Лива остановилась в дверях. Большая светлая комната была роскошно обставлена: мебель полированного красного дерева, глубокие кресла, обитые блестящим золотистым штофом. В одном углу фисгармония с двумя рядами клавиш. На стенах — множество картин в толстых золотых рамах. Корешки в большом книжном шкафу сверкали золотом, а над шкафом красовались тонкой работы золотые часы под стеклянным колпаком. Над дверью в боковую комнату висело вышитое изречение: «Бог да благословит наш дом». Комната была поистине роскошна, но ею редко пользовались; воздух в ней был затхлый, как на складе. На фисгармонии стояли фотографии, на одной были сняты Опперман с женой, как жених и невеста. Невеста была очаровательна в белом шелковом платье, с миртовым венком на пышных волосах. Жених во фраке держал в руках белые перчатки.
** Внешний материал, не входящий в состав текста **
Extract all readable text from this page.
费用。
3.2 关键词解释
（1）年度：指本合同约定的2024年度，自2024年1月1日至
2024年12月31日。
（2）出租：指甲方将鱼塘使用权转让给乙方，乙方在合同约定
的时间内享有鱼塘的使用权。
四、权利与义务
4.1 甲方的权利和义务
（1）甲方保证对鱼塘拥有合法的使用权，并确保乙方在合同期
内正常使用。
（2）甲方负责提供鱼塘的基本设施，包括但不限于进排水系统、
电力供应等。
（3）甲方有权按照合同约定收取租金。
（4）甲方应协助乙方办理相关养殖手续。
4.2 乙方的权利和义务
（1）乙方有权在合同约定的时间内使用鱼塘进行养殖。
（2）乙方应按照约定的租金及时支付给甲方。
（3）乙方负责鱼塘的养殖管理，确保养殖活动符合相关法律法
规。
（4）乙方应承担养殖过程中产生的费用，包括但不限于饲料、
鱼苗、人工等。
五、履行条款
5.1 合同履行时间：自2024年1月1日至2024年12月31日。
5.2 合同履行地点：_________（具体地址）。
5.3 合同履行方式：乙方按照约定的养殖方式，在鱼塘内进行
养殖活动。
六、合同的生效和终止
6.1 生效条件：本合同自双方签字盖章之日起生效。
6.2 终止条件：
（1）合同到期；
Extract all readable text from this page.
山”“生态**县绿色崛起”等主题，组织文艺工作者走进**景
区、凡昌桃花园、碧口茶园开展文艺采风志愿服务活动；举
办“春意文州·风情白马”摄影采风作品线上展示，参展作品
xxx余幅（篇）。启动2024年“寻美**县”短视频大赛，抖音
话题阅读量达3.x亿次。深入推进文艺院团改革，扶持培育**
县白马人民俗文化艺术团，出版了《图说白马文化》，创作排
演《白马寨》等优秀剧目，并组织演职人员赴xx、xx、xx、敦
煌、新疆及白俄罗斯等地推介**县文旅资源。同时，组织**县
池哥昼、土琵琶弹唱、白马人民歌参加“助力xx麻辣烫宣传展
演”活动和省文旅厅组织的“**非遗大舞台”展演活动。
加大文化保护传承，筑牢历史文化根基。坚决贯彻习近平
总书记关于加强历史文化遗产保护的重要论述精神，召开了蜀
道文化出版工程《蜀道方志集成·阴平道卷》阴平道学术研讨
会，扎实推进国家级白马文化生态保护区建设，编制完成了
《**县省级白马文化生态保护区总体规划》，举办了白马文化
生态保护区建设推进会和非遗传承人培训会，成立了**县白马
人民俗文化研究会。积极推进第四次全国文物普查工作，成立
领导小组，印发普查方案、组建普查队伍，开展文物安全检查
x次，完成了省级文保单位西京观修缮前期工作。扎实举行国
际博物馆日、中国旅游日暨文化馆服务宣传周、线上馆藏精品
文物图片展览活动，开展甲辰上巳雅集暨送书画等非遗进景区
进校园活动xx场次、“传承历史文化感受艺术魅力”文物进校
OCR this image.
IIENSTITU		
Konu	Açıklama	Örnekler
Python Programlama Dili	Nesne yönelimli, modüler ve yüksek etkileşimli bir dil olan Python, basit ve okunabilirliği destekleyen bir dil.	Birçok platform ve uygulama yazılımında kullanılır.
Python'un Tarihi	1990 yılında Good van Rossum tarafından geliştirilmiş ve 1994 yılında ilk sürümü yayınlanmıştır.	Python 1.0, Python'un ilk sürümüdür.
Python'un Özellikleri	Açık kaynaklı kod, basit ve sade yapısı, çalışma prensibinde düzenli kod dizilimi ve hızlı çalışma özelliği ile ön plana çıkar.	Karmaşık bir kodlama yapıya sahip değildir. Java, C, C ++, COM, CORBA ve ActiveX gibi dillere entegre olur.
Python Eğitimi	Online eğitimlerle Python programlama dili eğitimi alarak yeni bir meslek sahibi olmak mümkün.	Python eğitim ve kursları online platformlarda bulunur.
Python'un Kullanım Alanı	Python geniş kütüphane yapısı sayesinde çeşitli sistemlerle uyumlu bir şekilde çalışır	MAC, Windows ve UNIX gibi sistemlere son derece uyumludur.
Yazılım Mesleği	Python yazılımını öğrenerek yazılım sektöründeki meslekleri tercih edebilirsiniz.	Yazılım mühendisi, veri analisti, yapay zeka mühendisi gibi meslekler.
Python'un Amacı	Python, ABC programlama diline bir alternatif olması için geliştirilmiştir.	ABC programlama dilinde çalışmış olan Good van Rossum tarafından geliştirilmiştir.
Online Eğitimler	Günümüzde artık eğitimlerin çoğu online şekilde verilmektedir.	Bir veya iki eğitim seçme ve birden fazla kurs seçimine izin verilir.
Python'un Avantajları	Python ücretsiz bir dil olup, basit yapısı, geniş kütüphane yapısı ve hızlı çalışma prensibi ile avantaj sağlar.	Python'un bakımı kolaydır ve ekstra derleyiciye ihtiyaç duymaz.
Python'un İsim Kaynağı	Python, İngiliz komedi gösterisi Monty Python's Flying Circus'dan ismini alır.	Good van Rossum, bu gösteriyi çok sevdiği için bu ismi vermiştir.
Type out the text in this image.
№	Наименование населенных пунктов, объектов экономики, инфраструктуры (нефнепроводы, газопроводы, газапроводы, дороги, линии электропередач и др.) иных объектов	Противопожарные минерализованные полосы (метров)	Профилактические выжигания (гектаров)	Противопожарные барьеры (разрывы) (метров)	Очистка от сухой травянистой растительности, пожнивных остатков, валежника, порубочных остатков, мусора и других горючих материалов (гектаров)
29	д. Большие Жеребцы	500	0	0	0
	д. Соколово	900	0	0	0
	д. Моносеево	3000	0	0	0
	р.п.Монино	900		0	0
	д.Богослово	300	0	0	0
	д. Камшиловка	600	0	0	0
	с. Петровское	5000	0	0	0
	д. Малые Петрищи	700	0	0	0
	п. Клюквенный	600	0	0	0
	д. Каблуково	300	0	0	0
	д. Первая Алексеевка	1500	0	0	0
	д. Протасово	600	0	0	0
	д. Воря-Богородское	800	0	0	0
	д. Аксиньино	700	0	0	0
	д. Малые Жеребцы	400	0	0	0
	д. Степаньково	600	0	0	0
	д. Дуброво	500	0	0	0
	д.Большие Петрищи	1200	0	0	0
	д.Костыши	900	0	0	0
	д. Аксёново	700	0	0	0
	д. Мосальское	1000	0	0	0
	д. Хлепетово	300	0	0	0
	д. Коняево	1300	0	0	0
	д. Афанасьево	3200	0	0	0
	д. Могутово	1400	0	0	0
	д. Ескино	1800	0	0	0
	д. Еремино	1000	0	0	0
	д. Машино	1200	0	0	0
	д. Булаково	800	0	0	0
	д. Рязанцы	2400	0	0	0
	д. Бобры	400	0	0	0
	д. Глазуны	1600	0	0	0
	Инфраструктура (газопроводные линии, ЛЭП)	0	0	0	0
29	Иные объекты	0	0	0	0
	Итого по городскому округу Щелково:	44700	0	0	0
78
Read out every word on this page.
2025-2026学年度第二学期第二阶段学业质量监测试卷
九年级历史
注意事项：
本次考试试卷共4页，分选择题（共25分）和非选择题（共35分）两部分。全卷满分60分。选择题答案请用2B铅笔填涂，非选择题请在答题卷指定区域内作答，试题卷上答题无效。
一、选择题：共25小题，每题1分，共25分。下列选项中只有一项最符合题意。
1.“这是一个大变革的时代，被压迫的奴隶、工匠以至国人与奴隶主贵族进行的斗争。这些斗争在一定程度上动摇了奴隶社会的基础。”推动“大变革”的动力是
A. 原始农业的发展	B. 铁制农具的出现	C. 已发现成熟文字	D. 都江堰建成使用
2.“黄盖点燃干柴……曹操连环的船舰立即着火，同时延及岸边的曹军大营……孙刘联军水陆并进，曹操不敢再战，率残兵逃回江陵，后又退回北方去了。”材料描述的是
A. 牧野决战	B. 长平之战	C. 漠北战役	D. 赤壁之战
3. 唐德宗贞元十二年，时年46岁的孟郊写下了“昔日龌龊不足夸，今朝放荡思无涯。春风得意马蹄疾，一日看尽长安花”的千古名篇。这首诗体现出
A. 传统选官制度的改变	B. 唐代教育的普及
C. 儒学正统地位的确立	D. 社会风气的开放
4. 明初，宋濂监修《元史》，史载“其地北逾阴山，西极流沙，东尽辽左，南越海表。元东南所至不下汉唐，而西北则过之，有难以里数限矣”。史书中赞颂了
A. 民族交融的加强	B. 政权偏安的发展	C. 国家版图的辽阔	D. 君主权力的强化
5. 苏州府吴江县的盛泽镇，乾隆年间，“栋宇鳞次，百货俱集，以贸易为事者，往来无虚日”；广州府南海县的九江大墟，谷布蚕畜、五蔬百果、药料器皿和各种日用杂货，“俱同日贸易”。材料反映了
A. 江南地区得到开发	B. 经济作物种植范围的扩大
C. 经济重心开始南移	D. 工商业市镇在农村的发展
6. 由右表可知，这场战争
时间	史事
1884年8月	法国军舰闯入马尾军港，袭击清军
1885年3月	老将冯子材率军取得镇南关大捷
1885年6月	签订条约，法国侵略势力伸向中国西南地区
Он улыбался знакомой улыбкой, и вообще Опперман мало изменился за восемь лет брака. Невеста была немного выше жениха.

Аманда вернулась.

— Почему ты стоишь здесь? — спросила она. — Пожалуйста, войди в комнату.

Лива с мольбой посмотрела на старую женщину и тронула ее за руку.

— Аманда, — сказала она, — я не знала, что фру Опперман не совсем в своем уме. Я хочу сказать, что она немного заговаривается. Правда, Аманда? Она не в своем уме? Да?

Аманда вытаращила глаза, а рот у нее сделался совсем крошечным и круглым:

— Не в своем уме? Нет, она больна, но разум у нее в порядке. Фру Опперман, наоборот, очень, очень умна.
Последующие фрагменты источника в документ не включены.